Universität Erfurt

Projekt von Dr. Bärbel Raschke

Edition der Briefe Juliane Franziska von Neuensteins/von Buchenwalds an Christoph Dietrisch von Keller 1738 bis 1749

Juliane Franziska von Buchwald (1707-1789), Oberhofmeisterin der Herzogin Luise Dorothea von Sachsen-Gotha-Altenburg, gehört zu den weiblichen Legenden europäischer Hof- und Elitenforschung. Ihre eminente Rolle am Gothaer Hof und in dessen europaweiten Netzwerken konnte mithilfe der wenigen überlieferten Briefe über sie (Friedrich II. von Preußen, Gottsched, Voltaire, Wieland, Goethe, Herder) kaum fundiert belegt werden. Dies wird sich durch die geplante Edition der jüngst von der Forschungsbibliothek erworbenen Buchwald-Briefe an den Juristen und Diplomaten Christoph Dietrich von Keller (1699-1766) aus den Jahren 1738 bis 1749 grundlegend ändern. Sie weisen die Buchwald als eine beratende und vermittelnde Schlüsselfigur mit fundiertem Einblick in alle Vorgänge am Gothaer Hof aus. Die Briefe erlauben Rückschlüsse auf die nur ansatzweise aufgearbeitete Reichs- und Europapolitik des Gothaer Hofs als einer Schaltstelle der mindermächtigen Reichsstände und des Corpus Evangelicorum während des Österreichischen Erbfolgekriegs.
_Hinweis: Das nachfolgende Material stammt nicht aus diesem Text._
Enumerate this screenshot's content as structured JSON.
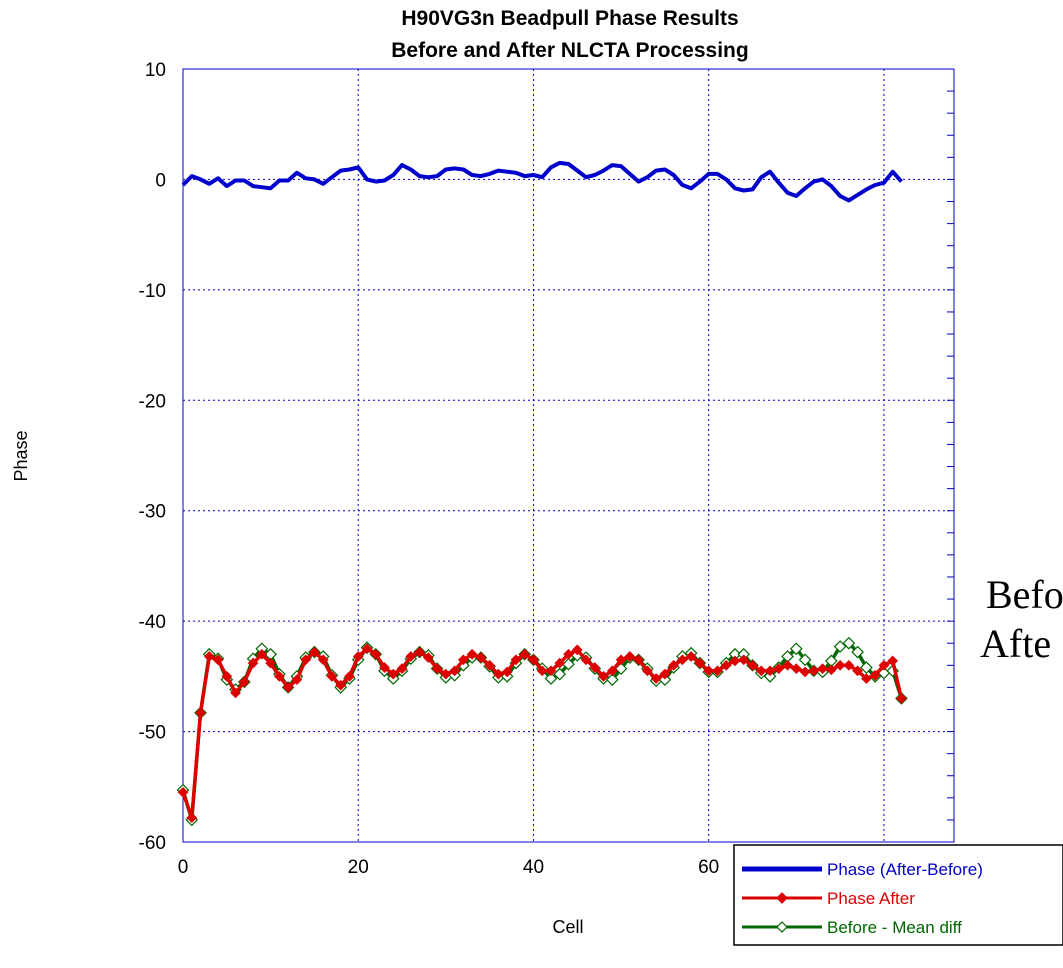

Dabei verweisen sie mit Blick auf zeitlich parallele Korrespondenzen am Gothaer Hof (ediert: Ulrich von Thun; unerschlossen: Ernst Christoph von Manteuffel) auf meisterhafte Verschlüsselungstechniken. Letztere gestalten die Rekonstruktion der persönlichen Biografie der Frau von Buchwald innerhalb der genannten Dekade zu einer Herausforderung, werden doch signifikante Äußerungen, beispielsweise zu ihrer politisch motivierten Zwangsehe, zu Mutterschaft, zu ihrem philosophischen Weltbild, ihrem Geschichts- oder ihrem Religionsverständnis, von ihr tendenziell entindividualisiert und in den Dienst der politischen Kommunikation gestellt.

Kurzbiographie

Bärbel Raschke studierte in Leipzig Germanistik und ist dort promoviert worden. Nach der Tätigkeit als wissenschaftliche Mitarbeiterin und einer Vertretungsprofessur an der Universität Bielefeld folgten DAAD-Lektorate an der Université Paris 8, der Universität Mohamed V Rabat und an der Ain-Shams-Universität Kairo. Forschungsaufenthalte an der E.N.S. Paris und der Klassikstiftung Weimar wurden von der VW-Stiftung gefördert.